The Abolition of British Slavery – Interactive Map

The BBC have quite good resources, and I remember using their website when I was in school.

How do I update this? How do I develop this?

I need to answer this in my project. What I do know is that my audience don’t expect to be patronised, and are quite sophisticated when it comes to their visual media preferences. When you consider the video games, websites, and mobile technology that they are accustomed to, you can see that 11-16 year olds are quite advanced, and are more complex in their thinking than they are credited. I remember when I was in school thinking I knew more than the teachers, and feeling patronised by them, so I have no doubt that school kids can be strong-minded and capable of forming their own opinions.


Rewriting World History

I found this show very useful:

I agree with most of what was said, particularly the need for a revision of history, and consideration of multiple histories. I put some of these arguments forward in reading group in discussion of Andrea Stuart’s book Sugar in the Blood:

I found it interesting that whilst most people can agree on racism as wrong, history remains a contentious issue. Stuart reconnects British history to Barbados and the sugar trade. Whilst it is only one revision of British history, it led to discussion in the reading of history in school. I contested that black history is taught, if not badly. By its very name, black history, the Atlantic Slave Trade is taken out of the context of a world history, and is never detailed enough, nor taught from varying perspectives. It seems quite superficial, and taught just to appease black communities rather than educate all of society. On reflection, my lessons on black history were only ever about slavery and was only ever presented as white American’s as powerful exploiters, and Africans as exploited victims.

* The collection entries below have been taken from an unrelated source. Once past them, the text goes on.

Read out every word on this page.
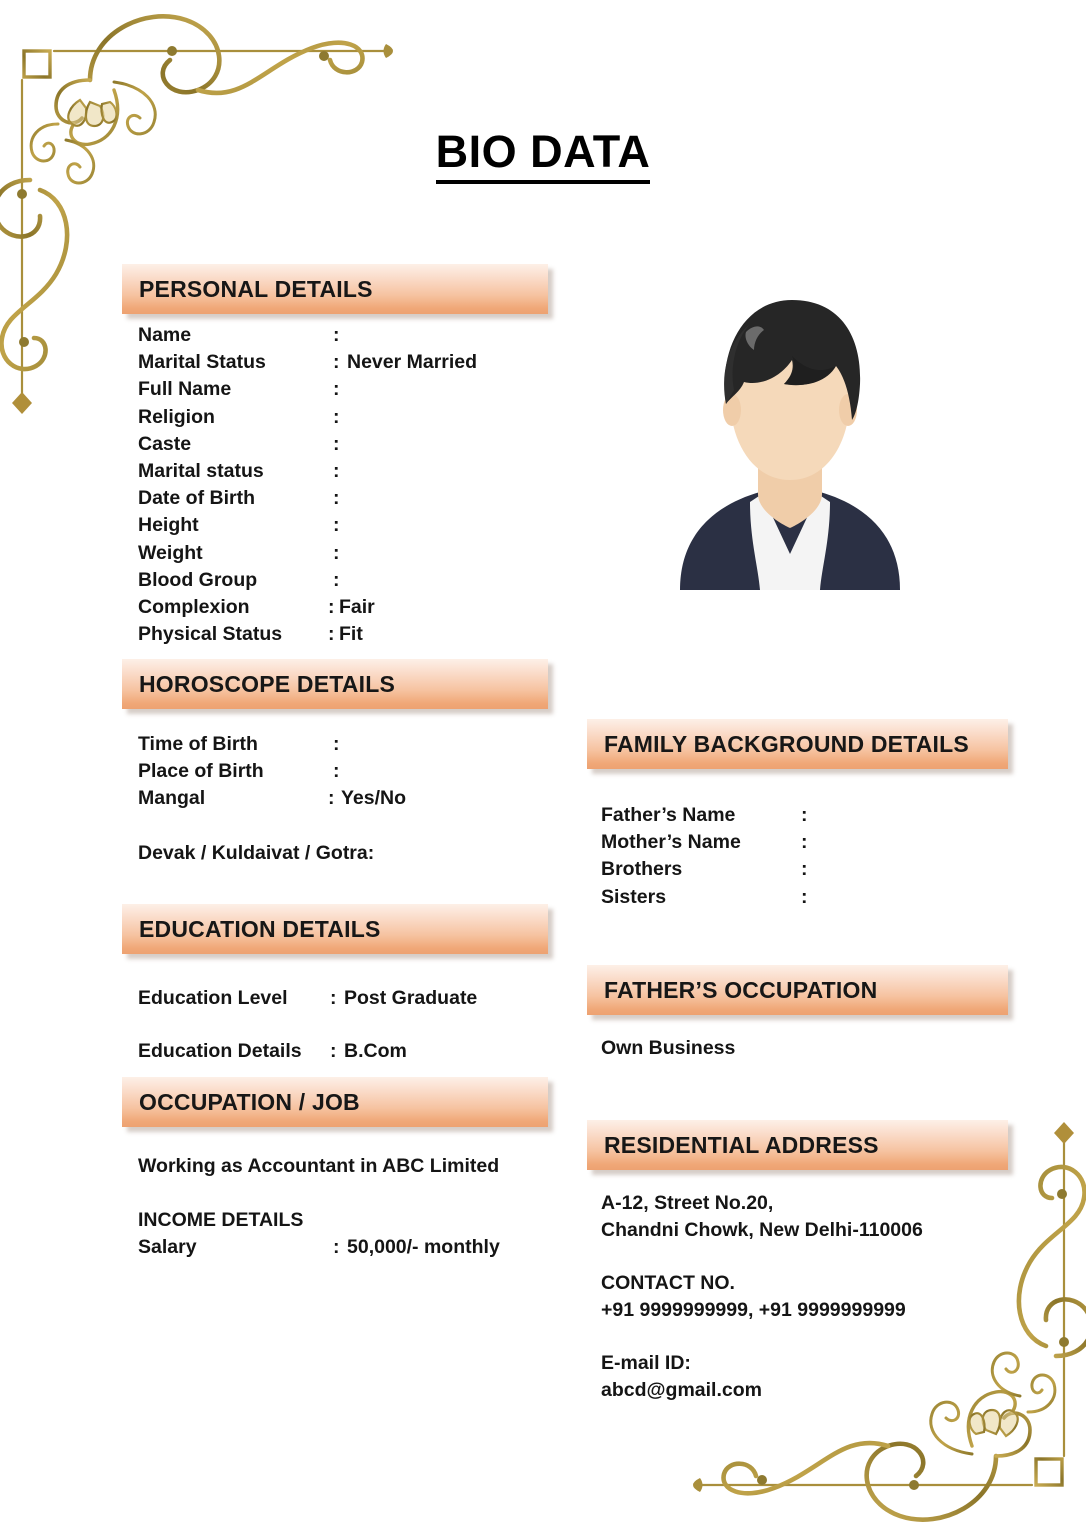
BIO DATA
PERSONAL DETAILS
Name	:
Marital Status	: Never Married
Full Name	:
Religion	:
Caste	:
Marital status	:
Date of Birth	:
Height	:
Weight	:
Blood Group	:
Complexion	: Fair
Physical Status	: Fit
HOROSCOPE DETAILS
Time of Birth	:
Place of Birth	:
Mangal	: Yes/No
Devak / Kuldaivat / Gotra:
EDUCATION DETAILS
Education Level	: Post Graduate
Education Details	: B.Com
OCCUPATION / JOB
Working as Accountant in ABC Limited
INCOME DETAILS
Salary	: 50,000/- monthly
FAMILY BACKGROUND DETAILS
Father’s Name	:
Mother’s Name	:
Brothers	:
Sisters	:
FATHER’S OCCUPATION
Own Business
RESIDENTIAL ADDRESS
A-12, Street No.20,
Chandni Chowk, New Delhi-110006
CONTACT NO.
+91 9999999999, +91 9999999999
E-mail ID:
abcd@gmail.com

The subject of history was also contentious as the members of the reading group had their own individual and personal interpretations of histories, particularly the Atlantic Slave Trade. I feel that this narrative can be quite divisive, and forces whites to adapt an apologetic attitude, and blacks to demonstrate a healed and recuperated identity. History gets more problematic when it is used in the present as a means for justification or blame, especially when accounts either aren’t accurately recorded, omitted, or taught incorrectly.

I feel sufficiently removed, and indifferent to the Atlantic Slave Trade, not least because I never lived it, to tackle it in this project. I really want to challenge how it is taught, thought of, and theorized in the present day.